Straight back. As with dogs, cats will move their ears back when they’re anticipating trouble. At the same time, they’ll move their whiskers forward to get a better sense of whatever it is that’s aggravating them. When your cat’s ears are in this position, it’s a sign that he’s really upset, and you’d best keep your hands out of the way.
Flat against the head. Unlike an angry cat, who will pull his ears straight back, cats who are frightened flatten their ears against the sides of their heads. They lay their whiskers down as well. No one’s sure why cats do this, since flattening the ears muffles their sense of hearing and would seem to make them more vulnerable.
Some experts theorize that cats flatten their ears in order to seem as small and unthreatening as possible. Cats who flatten their ears and crouch low to the ground seem to be saying, “Don’t worry about me; I’m not here.” Another theory is that by flattening their ears, cats are intentionally blocking sounds they find threatening, which allows them to hold perfectly still without panicking until the threat passes by. And, of course, clamping the ears against the head means that they are less likely to get chomped should a battle ensue.

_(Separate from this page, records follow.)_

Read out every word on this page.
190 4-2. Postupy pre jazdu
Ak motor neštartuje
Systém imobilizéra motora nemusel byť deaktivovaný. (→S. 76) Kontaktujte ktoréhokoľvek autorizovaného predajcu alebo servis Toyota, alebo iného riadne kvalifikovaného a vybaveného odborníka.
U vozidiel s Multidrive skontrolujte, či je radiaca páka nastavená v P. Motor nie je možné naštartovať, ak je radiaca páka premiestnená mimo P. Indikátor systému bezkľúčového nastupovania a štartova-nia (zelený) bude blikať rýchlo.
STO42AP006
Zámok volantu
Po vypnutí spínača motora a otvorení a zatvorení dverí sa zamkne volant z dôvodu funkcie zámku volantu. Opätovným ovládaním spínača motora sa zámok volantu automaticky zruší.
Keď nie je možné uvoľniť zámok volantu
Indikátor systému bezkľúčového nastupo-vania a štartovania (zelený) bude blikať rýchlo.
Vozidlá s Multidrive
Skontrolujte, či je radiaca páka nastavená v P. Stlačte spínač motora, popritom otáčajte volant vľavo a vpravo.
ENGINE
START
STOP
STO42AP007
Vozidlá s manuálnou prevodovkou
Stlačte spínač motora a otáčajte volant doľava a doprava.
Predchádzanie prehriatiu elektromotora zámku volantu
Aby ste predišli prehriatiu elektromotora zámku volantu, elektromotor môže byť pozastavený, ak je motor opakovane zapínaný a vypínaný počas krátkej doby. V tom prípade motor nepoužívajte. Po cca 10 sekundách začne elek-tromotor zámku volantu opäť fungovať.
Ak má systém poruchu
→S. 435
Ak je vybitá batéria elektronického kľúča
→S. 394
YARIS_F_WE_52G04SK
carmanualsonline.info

Swiveling to the outside. Cats have an astonishingly well-developed sense of hearing and can locate and identify the slightest sound, such as a mouse in a wall across the room. Part of what enables them to pinpoint the source of a sound with such accuracy is their ability to turn and point their conical ears toward the sound. When you see your cat swiveling one or both ears to face outward, you’ll know that he is interested in something he hears.
You might be talking to your cat, and it looks like he’s really concentrating on what you’re saying. Then you’ll see the right pinna, or outer ear, swivel away in the other direction, and you’ll know he’s just tuned you out for something more interesting.

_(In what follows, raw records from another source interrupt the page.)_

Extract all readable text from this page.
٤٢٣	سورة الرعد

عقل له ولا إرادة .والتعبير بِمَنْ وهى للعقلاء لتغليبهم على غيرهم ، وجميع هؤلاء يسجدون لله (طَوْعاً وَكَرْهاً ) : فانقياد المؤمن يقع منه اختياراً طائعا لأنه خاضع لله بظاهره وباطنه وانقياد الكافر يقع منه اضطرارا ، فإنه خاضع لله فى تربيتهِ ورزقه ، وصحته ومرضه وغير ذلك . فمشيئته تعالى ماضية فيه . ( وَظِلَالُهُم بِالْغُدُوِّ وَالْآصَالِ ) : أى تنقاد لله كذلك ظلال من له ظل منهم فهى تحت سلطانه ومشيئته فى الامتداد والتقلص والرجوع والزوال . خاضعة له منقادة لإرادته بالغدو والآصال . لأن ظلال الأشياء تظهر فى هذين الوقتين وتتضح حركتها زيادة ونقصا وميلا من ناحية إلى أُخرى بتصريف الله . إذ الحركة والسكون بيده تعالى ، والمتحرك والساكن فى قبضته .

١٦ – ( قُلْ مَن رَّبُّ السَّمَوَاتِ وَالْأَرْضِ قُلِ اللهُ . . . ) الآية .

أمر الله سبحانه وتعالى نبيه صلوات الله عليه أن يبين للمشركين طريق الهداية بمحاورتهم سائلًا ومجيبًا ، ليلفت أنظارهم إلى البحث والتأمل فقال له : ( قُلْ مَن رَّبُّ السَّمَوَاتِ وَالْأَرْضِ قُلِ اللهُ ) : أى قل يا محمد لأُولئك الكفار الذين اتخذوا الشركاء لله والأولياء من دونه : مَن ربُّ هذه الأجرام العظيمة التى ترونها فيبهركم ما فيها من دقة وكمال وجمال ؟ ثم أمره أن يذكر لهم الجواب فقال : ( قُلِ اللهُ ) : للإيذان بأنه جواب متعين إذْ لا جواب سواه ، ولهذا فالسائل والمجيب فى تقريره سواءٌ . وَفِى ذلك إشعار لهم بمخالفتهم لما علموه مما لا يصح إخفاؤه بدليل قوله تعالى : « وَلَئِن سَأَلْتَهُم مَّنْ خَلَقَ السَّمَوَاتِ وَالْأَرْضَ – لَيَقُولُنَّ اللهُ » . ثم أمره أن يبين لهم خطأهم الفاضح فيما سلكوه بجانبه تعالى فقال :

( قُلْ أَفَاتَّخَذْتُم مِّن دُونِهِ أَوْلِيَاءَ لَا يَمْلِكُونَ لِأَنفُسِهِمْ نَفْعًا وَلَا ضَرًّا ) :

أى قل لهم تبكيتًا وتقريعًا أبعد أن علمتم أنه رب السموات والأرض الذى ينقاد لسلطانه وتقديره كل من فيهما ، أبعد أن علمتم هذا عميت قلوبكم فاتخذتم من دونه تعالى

In conclusion, although cats have smaller and less varied ears compared to dogs, their ears still play an important role in expressing their emotions and communicating with us. By paying attention to their ear positions, we can gain insights into their mood and intentions. When a cat’s ears are perked up and slightly forward, it indicates a happy and engaged state. Conversely, ears pulled back and whiskers forward signal anticipation or agitation. Cats flatten their ears against their heads when they feel frightened or want to appear non-threatening. Swiveling ears demonstrate their remarkable hearing abilities and interest in specific sounds. Understanding and interpreting a cat’s ear language can help us better connect and communicate with our feline friends.